In this environment, it isn't surprising that CFO turnover is up. The job is harder, the expectations higher, and the resources available have not kept up. My guess would be that this is especially true in smaller companies where "best practices" goals trickle down from larger public companies.
The costs for both employees and companies is obviously high. Executive turnover is always a major corporate event and if the turnover was proceeded by a period of executive ineffectiveness (often implied by turnover) the costs are magnified.
Is there a solution? Probably not. But there are some areas that can be addressed.
If corporations believe that "people are our most important asset" then allocating sufficient resources to prevent burnout would be a good step. Concretely, companies might consider hiring appropriate specialists such as General Counsels and FP&A professionals earlier.

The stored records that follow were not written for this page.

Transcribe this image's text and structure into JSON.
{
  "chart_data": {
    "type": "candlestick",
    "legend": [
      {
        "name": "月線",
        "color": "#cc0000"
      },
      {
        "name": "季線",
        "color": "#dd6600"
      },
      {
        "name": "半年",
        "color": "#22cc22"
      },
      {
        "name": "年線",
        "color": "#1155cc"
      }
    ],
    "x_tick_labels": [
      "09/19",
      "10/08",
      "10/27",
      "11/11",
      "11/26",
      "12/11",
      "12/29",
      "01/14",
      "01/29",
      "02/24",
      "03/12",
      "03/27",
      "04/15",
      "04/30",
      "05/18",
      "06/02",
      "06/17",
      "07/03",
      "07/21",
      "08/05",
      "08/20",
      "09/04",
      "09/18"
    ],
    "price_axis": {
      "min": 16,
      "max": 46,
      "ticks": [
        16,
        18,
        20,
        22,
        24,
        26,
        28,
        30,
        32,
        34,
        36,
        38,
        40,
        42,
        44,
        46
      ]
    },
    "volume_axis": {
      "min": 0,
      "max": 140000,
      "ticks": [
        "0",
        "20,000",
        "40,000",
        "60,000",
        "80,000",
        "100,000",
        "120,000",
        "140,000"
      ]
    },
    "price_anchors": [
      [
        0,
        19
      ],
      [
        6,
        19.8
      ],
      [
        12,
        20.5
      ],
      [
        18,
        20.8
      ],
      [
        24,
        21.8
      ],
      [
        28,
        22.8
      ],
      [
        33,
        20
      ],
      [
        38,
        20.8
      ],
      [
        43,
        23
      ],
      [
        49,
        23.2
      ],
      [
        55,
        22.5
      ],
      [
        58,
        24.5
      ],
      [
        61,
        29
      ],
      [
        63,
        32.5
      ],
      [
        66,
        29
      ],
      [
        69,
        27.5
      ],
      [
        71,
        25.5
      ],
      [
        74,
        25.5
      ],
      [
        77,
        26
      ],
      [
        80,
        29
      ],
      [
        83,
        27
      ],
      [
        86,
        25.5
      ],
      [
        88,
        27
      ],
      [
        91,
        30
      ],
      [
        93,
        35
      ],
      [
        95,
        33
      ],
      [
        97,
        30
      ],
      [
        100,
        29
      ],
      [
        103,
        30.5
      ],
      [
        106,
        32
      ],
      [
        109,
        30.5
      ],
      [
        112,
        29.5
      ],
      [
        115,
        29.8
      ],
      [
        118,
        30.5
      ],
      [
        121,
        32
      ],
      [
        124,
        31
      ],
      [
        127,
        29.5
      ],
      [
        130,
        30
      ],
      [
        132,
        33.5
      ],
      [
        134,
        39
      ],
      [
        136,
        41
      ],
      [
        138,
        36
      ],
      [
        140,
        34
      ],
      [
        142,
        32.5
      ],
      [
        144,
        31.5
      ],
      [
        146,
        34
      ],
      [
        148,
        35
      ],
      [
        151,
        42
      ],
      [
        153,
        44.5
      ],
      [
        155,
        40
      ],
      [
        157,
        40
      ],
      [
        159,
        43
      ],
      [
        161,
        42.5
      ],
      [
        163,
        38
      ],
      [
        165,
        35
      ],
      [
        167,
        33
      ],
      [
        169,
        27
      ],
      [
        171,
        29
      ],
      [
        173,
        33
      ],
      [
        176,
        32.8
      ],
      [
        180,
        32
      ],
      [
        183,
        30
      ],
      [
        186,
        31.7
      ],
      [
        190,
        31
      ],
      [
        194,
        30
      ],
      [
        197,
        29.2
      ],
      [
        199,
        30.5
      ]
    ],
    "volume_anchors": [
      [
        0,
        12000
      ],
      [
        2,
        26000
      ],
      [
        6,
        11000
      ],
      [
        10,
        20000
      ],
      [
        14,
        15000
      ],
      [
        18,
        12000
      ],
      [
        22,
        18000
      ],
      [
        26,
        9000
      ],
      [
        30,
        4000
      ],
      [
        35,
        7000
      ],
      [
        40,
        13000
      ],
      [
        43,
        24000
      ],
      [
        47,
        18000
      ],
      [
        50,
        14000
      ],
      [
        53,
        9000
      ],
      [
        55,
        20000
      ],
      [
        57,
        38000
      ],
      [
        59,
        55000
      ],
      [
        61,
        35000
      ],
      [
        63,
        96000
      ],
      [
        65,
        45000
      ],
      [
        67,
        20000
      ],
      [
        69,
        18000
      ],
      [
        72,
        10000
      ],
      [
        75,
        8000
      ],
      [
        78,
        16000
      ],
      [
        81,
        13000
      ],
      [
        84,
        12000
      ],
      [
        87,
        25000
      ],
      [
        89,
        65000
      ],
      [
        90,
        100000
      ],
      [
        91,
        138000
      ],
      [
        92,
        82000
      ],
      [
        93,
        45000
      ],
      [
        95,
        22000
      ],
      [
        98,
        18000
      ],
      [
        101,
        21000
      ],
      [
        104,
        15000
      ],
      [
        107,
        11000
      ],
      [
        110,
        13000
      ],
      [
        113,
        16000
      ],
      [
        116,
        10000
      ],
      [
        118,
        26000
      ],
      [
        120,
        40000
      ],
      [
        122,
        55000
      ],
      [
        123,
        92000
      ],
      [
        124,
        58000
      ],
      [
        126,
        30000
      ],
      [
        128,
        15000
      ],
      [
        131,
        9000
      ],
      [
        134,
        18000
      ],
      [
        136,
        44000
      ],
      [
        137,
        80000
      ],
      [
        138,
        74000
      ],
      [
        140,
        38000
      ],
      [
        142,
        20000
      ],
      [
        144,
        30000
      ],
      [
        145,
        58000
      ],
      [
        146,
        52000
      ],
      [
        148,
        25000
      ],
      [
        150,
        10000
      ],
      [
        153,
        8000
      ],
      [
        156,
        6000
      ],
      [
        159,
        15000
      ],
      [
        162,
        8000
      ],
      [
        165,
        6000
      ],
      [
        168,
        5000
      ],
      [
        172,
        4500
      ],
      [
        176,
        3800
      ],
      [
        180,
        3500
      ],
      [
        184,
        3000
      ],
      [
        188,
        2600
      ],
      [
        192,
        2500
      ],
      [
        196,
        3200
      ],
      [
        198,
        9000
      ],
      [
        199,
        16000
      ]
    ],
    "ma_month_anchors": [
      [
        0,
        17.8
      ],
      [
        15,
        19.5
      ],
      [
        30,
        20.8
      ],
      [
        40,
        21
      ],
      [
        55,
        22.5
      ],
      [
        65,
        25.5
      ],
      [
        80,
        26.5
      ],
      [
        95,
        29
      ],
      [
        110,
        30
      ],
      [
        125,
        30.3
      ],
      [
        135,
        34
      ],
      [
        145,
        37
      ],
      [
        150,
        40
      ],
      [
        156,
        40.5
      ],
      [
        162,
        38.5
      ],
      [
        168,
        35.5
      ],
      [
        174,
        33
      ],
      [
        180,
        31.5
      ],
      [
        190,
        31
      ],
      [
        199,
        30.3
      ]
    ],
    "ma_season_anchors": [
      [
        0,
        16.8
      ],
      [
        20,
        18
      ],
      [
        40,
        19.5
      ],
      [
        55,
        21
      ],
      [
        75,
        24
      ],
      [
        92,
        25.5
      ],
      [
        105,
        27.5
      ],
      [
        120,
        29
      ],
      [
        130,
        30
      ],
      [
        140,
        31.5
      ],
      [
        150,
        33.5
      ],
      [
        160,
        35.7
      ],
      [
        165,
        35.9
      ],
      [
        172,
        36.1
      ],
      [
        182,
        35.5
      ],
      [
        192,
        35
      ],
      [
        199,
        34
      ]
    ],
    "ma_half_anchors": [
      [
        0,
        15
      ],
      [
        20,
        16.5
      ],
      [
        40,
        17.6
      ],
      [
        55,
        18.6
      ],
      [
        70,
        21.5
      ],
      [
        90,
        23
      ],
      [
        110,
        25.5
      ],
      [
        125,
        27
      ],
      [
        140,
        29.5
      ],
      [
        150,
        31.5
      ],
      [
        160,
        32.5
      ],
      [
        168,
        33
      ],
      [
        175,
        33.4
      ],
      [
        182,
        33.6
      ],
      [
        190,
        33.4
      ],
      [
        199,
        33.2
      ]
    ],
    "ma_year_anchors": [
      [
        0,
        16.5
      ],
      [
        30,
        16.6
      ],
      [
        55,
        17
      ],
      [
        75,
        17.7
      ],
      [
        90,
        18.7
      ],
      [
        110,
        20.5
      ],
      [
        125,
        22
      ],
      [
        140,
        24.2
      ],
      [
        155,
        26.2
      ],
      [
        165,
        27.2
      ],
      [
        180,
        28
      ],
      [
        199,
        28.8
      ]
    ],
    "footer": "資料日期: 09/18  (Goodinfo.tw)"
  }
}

Reasonable expectations would also help. As an example, 20% of the job descriptions I see for early stage companies call for CFO's to create "SOX compliance" even though the likelihood of an IPO if very low for most companies.CFO's should be clearer about the cost/risk trade-offs they face daily. Educating stakeholders on the tasks they face and the costs of those tasks can mitigate demands for doing more with less.
Ken Sargent suggests looking at the CFO's function as the "Office of the CFO". The implication being that corporations and boards shouldn't expect a CFO to have all the tools to manage an overgrowing work load and that outsourcing specific skills can be effective.
All this said, for the right person the CFO's seat remains a great place to be. The requirement to be conversant in all aspects of the business, the board visibility, the diversity of tasks, and the opportunity to make a difference, are all great draws.


2 comments:
You think CFO's have it hard, the average tenure of a CMO is 18 months :)
I think one reason for the high CFO turnover last year, particularly in the financial sector, has been the lack of appropriate risk control, which has sunk companies as big as FNM, FRE, and LEH. Although, on the counter side, most CFOs aren't working for banks, and that's just one piece.